The ability to secure client referrals begins when taking a job description from a new client. It involves one simple question, but I’m not going to share that in this article. (Sorry!)

However, one tip I would give is that directors should measure the number of client referrals generated by their employees every month. Most recruitment directors I’ve met do not measure this vitally important business development KPI.

I have to be blunt here. The ability to win business via client referrals is a training issue! Learn how to build a proactive client referral strategy and you will make more money; it’s as simple as that.

2. Verbal referencing

This is as old as the hills.

When you’re interviewing candidates, you know that the manager the candidate reported to previously hired people like them. Why on earth would you not want to get into a conversation with a business decision-maker who hires the types of people that you recruit?

Last week, I spoke to a recruitment director who told me that their clients “like to take their own references”.

WHAT THE?!?

It’s a sales opportunity, not an admin task. One client that I won via a reference spent £20,000,000 over 10 years with the recruitment company I worked for at the time.

Of course, there is a skill to professionally develop a reference conversation into a new business.

And, once again, it’s a simple training issue.

3. Tracking senior candidates

One of my training clients moved from £300,000 per annum billings to £1.8 million per annum as a direct result of learning how to identify senior candidates who hire regularly and then nurturing them to become clients.

He attributed most of the additional £1.5 million billings to this technique, (he is now one of the world’s biggest billers).

Mmm, it’s a training issue. As a manager, you might also want to track this as a KPI.

4. Build relationships with friendly candidates

Over the years, the relationships I’ve built with candidates I never placed have led me to £1,000,000s of business. How often do you call a friendly candidate or even pop out for a coffee or a beer with them and then ask for their help? You will be pleasantly surprised with how often they direct you to warm openings provided that you skillfully ask the right questions.

5. Marketing candidates

When was the last time you interviewed a superstar candidate with high-demand skills and then asked them the following questions?

“Which companies would you like to work for? What can you do for those companies? Who, if anyone, do you know in those organizations?”

Yes, once again, there is a training piece that sits around this technique but the essence of it is that you market the candidate out either directly through LinkedIn or via email – or you pick up the phone and sell the benefit of the candidate to the prospective employer with the aim of securing either a vacancy, a business development meeting or, in some cases, an interview for a live role there and then.

A close at the end of a candidate marketing call that has worked for me over the years is, “How interested would you be in meeting this person on an exploratory basis to assess how much value they could add to your business?”
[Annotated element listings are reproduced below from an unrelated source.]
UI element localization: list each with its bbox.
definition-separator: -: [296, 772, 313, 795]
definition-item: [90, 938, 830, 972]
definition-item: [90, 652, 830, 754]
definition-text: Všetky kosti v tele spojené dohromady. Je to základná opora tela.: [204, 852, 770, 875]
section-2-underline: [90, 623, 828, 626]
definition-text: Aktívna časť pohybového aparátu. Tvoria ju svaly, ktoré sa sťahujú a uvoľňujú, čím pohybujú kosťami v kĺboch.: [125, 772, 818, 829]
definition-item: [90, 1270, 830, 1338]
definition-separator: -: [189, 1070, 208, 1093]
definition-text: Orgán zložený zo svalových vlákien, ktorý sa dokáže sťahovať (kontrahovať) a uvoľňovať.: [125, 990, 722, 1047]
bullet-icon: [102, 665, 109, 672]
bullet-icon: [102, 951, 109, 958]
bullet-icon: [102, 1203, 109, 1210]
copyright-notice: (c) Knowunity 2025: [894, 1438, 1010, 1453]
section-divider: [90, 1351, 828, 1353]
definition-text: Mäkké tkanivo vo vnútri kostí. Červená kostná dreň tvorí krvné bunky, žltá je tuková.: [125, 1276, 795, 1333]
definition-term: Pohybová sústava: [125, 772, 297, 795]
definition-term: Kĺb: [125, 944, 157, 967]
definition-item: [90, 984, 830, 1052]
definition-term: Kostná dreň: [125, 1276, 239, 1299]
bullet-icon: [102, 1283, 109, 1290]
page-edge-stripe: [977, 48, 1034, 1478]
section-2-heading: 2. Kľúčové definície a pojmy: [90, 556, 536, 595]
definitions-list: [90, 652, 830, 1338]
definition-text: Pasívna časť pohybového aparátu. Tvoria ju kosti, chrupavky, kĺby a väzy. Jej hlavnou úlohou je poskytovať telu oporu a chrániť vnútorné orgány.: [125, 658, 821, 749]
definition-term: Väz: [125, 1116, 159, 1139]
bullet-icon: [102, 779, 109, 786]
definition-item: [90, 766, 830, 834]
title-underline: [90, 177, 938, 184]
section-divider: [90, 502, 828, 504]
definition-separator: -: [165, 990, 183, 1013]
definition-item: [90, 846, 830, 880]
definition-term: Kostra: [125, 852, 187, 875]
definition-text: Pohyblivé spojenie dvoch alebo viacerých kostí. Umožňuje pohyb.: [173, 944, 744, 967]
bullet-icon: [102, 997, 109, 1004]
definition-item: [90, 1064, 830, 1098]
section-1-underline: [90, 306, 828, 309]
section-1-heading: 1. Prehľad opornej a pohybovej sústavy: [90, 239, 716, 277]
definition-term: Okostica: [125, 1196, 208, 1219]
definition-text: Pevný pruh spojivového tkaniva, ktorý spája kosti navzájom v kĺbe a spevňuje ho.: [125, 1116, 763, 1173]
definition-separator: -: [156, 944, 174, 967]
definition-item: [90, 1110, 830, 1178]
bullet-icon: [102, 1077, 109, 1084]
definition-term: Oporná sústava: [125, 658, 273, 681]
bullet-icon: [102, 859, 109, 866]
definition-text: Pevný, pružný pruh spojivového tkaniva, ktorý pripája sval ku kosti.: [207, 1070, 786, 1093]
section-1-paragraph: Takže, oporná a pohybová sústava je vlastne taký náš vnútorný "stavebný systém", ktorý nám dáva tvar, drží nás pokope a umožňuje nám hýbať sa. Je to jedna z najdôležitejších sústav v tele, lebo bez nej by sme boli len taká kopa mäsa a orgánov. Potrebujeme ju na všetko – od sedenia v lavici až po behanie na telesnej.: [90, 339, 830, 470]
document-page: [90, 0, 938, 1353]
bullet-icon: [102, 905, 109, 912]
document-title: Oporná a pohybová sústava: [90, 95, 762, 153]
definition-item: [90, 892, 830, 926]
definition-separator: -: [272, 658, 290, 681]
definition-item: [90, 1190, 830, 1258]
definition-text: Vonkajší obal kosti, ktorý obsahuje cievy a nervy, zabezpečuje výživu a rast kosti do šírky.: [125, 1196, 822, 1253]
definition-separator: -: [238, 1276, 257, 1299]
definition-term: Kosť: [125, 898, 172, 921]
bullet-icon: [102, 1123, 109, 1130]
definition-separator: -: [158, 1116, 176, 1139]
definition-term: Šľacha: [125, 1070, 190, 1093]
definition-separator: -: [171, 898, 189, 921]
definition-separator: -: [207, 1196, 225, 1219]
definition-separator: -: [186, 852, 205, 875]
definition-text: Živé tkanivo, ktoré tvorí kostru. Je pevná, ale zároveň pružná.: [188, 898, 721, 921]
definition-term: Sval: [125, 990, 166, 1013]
Of course, you may need to create a different close for your marketing calls, but as you see in the example above, if my candidate has a skillset that is in extremely high demand and hard to find, I know that some employers will be open to meeting that candidate and even creating a role even though they are not currently hiring.0

I routinely made at least one placement per month with this technique. More importantly, candidate marketing helped me open doors to new clients that went on to spend money with me for many years.

There are many more business development techniques, like the ones above, that do not involve cold calling, but I hope these five will help make life easier for you to win new business in any market condition. They are particularly potent when you find the market contracting and vacancies become harder to find.

Of course, getting into a new business conversation is only one part of selling. The next part is being able to ask the most powerful questions during those conversations. I’ll cover that in a separate article.